Man hat nicht jeden Tag die Chance, einen echten Weltmeister zu treffen. Es gibt ja nicht so viele. Ich habe nachgezählt und bin auf ungefähr 250 noch lebende Fußballweltmeister gekommen. Was bedeutet es für Sie, Weltmeister zu sein? Inwiefern hat das Ihr Leben verändert?

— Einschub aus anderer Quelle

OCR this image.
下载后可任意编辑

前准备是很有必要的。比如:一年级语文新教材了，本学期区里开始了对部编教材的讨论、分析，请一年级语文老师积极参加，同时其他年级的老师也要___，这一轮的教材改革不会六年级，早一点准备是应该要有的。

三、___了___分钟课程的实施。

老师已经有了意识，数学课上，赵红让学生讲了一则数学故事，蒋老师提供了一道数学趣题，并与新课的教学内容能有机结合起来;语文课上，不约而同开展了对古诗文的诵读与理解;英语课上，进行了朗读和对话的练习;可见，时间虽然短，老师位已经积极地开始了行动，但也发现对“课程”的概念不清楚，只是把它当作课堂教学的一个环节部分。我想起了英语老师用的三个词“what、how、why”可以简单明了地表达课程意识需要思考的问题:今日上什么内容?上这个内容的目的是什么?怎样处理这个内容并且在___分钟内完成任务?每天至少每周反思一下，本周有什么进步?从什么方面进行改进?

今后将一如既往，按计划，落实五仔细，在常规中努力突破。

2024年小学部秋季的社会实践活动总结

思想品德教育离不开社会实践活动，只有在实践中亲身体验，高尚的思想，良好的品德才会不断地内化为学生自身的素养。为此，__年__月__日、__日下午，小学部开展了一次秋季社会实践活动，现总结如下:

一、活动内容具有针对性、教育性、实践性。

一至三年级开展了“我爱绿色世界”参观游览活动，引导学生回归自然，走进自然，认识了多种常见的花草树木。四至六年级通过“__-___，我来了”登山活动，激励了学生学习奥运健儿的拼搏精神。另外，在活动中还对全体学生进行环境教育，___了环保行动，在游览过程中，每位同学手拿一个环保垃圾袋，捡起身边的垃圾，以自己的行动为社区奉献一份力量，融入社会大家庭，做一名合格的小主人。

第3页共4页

Lilian Thuram: Es ist die Erfüllung eines Kindheitstraums. Wenn man ein kleiner Junge ist und mit seinen Freunden auf dem Fußballplatz spielt, stellt man sich vor, man spielt jetzt das WM-Endspiel - und gewinnt es. Als das dann 1998 tatsächlich passiert ist, hat sich das unglaublich angefühlt. Und ich gebe zu: Das tut es auch heute noch! Ich denke immer noch manchmal: Dieser Wettbewerb, den ich gewinnen durfte, kann doch nicht derselbe sein, in dem solche Größen wie Platini, Kempes oder Maradona gespielt haben! Da ist ein tiefes Glück in mir - und das ist immer da.

Kommt es manchmal vor, dass Sie morgens wach werden und denken: Oh, ich bin ja Weltmeister, gar nicht mal so schlecht!?

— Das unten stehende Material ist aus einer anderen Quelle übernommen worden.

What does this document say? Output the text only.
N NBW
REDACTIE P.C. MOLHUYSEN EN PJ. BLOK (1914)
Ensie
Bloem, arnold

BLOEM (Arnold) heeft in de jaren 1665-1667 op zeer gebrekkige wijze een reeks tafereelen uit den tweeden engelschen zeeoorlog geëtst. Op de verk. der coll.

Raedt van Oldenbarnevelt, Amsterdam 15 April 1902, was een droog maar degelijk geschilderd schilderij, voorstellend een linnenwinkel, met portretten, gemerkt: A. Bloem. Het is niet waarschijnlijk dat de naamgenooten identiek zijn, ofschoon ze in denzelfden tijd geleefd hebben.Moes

Thuram: Ja wirklich, ganz genau! Das passiert mir immer wieder, dass ich denke: unglaublich! Ein magisches Gefühl.

In Frankreich kennt Sie jeder. Ich habe gelesen, dass vor 24 Jahren überdurchschnittlich viele Neugeborene "Lilian" genannt wurden. Aber auch in Deutschland kennen viele Menschen Ihren Namen. In den letzten Tagen habe ich mir im Netz Videos angeguckt, die zeigen, wie Sie einst Fußball gespielt haben. Eine gelungene Grätsche kann manchmal sogar viel schöner sein als ein Tor, oder?

Thuram: Das würde ich nicht sagen, denn am kompliziertesten ist es im Fußball immer noch, Tore zu schießen. Tore sind es ja, die die großen Gefühle in den Zuschauern auslösen - und auch in den Spielern! Auch mir als Verteidiger ist es so gegangen: Wenn die eigene Mannschaft ein Tor erzielt hat, dann hat mich das sehr glücklich gemacht. Ich weiß nicht, ob eine Grätsche auch solche Emotionen erzeugt. Aber eine Grätsche kann natürlich sehr nützlich sein, wenn der gegnerische Angreifer an einem vorbeigezogen ist.

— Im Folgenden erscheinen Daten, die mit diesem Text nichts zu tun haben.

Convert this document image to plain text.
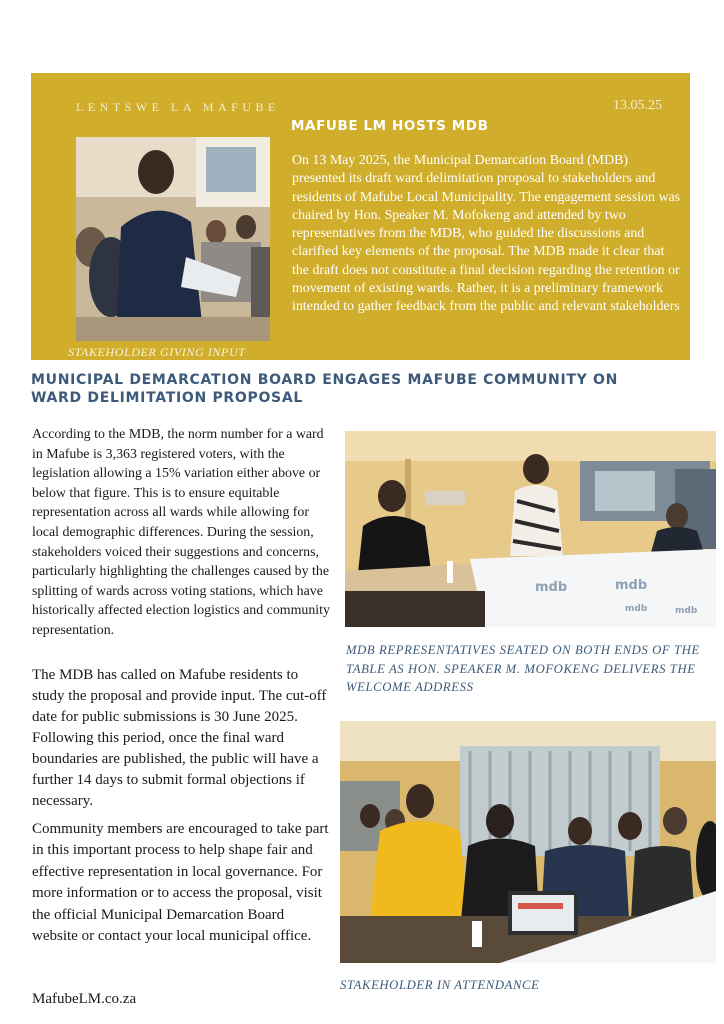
LENTSWE LA MAFUBE	13.05.25
MAFUBE LM HOSTS MDB
STAKEHOLDER GIVING INPUT
On 13 May 2025, the Municipal Demarcation Board (MDB) presented its draft ward delimitation proposal to stakeholders and residents of Mafube Local Municipality. The engagement session was chaired by Hon. Speaker M. Mofokeng and attended by two representatives from the MDB, who guided the discussions and clarified key elements of the proposal. The MDB made it clear that the draft does not constitute a final decision regarding the retention or movement of existing wards. Rather, it is a preliminary framework intended to gather feedback from the public and relevant stakeholders
MUNICIPAL DEMARCATION BOARD ENGAGES MAFUBE COMMUNITY ON WARD DELIMITATION PROPOSAL
According to the MDB, the norm number for a ward in Mafube is 3,363 registered voters, with the legislation allowing a 15% variation either above or below that figure. This is to ensure equitable representation across all wards while allowing for local demographic differences. During the session, stakeholders voiced their suggestions and concerns, particularly highlighting the challenges caused by the splitting of wards across voting stations, which have historically affected election logistics and community representation.
The MDB has called on Mafube residents to study the proposal and provide input. The cut-off date for public submissions is 30 June 2025. Following this period, once the final ward boundaries are published, the public will have a further 14 days to submit formal objections if necessary.
Community members are encouraged to take part in this important process to help shape fair and effective representation in local governance. For more information or to access the proposal, visit the official Municipal Demarcation Board website or contact your local municipal office.
mdb	mdb
mdb	mdb
MDB REPRESENTATIVES SEATED ON BOTH ENDS OF THE TABLE AS HON. SPEAKER M. MOFOKENG DELIVERS THE WELCOME ADDRESS
STAKEHOLDER IN ATTENDANCE
MafubeLM.co.za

Wie geht die perfekte Grätsche? Kann man die lernen?

Thuram: Ja, klar! Zunächst einmal muss man dieses Mittel mögen. Man muss wissen, dass es sehr aggressiv angewandt werden muss, aber zugleich auch technisch sauber: Man muss unbedingt den Ball erwischen, sonst ist es ein Foul und womöglich ein Elfmeter für den Gegner. Ich habe das Grätschen sehr gemocht. Wenn der Angreifer an mir vorbeigezogen ist und ich ihm auf den Fersen war, wusste ich: Es gibt diesen einen Moment, in dem er kurz abstoppen muss, um den Torwart anzuvisieren - ein winziger Augenblick - und da muss ich eingreifen!

Die italienische Zeitung "La Gazzetta dello Sport" hat Sie mal als "Zidane der Defensive" bezeichnet. Akzeptieren Sie diese Zuschreibung?

Thuram: Naja, ich habe ja keine Wahl!

Sie könnten Klage einreichen.

Thuram: Daran habe ich noch nicht gedacht! Nein, man muss diesen Gedanken im Kontext seiner Zeit betrachten. Zidane galt als einer der besten Spieler der Welt - und das würde nun bedeuten, dass ich einer der besten Verteidiger der Welt gewesen wäre. Das kann ich nur gut finden.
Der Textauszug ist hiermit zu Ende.